Se asomó por la ventana al jardín. Miró la primavera del naranjo. Las hojas brillantes bajo el sol. Las naranjas estaban casi maduras. Cada día parecían más grandes y amarillas. Simpatizaba con el árbol. Lo sentía acelerado como ella; un árbol alegre, fieramente aferrado a la vida, orgulloso de su propio poder de floración. Por esto cambió Bolonia, campanario y arcadas. Desde niña amó el verdor, la rebelde vegetación tropical, la terquedad de las plantas resistiendo los veranos ardientes, los altos soles calcinando la tierra. La nieve era otra cosa: blanca y fría, inhóspita, pensó retornando al estante. Nunca se acabó de reconciliar con los inviernos europeos. No bien empezaba la primavera, sentía que su personalidad volvía a ser la suya. En invierno, se internaba en su carne, se mantenía callada. Le afloraba su lado meditabundo y triste. En cambio, en Paguas, ninguna nieve le afligiría los huesos. El calor le invitaba a salirse de sí misma, a encontrar felicidad en los paisajes contenidos dentro de sus ojos como dentro de un fino jarrón de porcelana. Por eso el trópico, este país, estos árboles, eran suyos. Le pertenecían tanto como ella les pertenecía.

"Son lentos los sábados" -pensó sintiéndose sola.

Me esfuerzo. Trabajo en este laboratorio de savia y verdor. Es menester que me apresure. Una oculta sabiduría nutre mi propósito. Dice que ella y yo estamos a punto de encontrarnos.

Por la mañana, vinieron los colibríes y los pájaros. Retozaban entre mis ramas produciéndome cosquillas, alborotando el espesor de las nervaduras. Hacen el amor. Un amor vegetal. Quién pudiera saber si el espíritu de Yarince habita al más rápido de ellos, al que vuela buscando polen con el piquito alzado. De todos es sabido que los guerreros regresan como colibríes a volar en el aire tibio.
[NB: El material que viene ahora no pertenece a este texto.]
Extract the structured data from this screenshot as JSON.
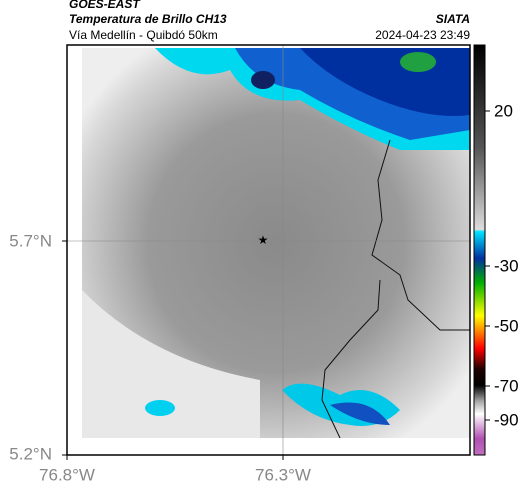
{
  "header": {
    "source": "GOES-EAST",
    "product": "Temperatura de Brillo CH13",
    "region": "Vía Medellín - Quibdó 50km",
    "agency": "SIATA",
    "timestamp": "2024-04-23 23:49"
  },
  "map": {
    "lat_labels": [
      "5.7°N",
      "5.2°N"
    ],
    "lon_labels": [
      "76.8°W",
      "76.3°W"
    ]
  },
  "colorbar": {
    "ticks": [
      20,
      -30,
      -50,
      -70,
      -90
    ]
  }
}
¡Ah! Yarince, cómo recuerdo tu cuerpo recio y asoleado, después de la caza, cuando venías con tu esplendor de puma cansado a buscar abrigo sobre mis piernas. Nos sentábamos a la orilla del fuego en silencio, observando las llamas hacerse y deshacerse; su centro azul, sus lenguas rojas mordiendo el humo, llenando el aire de latigazos cálidos. Tan largas aquellas noches silenciosas agazapados en las entrañas selváticas de las montañas, escondiéndonos para la emboscada. No se atrevían a seguirnos los españoles. Tenían miedo de nuestros árboles y animales. No sabían nada de la ponzoña de las serpientes; no conocían al jaguar, ni al danto; ni siquiera el vuelo de las pocoyas nocturnas que los asustaban porque les parecían "ánimas en pena". Y, sin embargo, descargaban el estruendo de sus bastones, alarmando a las loras, desatando las bandadas de pájaros, haciendo gritar a los monos que pasaban sobre nuestras cabezas en manadas, cargando los monos los monitos pequeños que, desde entonces, se quedaron con la cara asustada.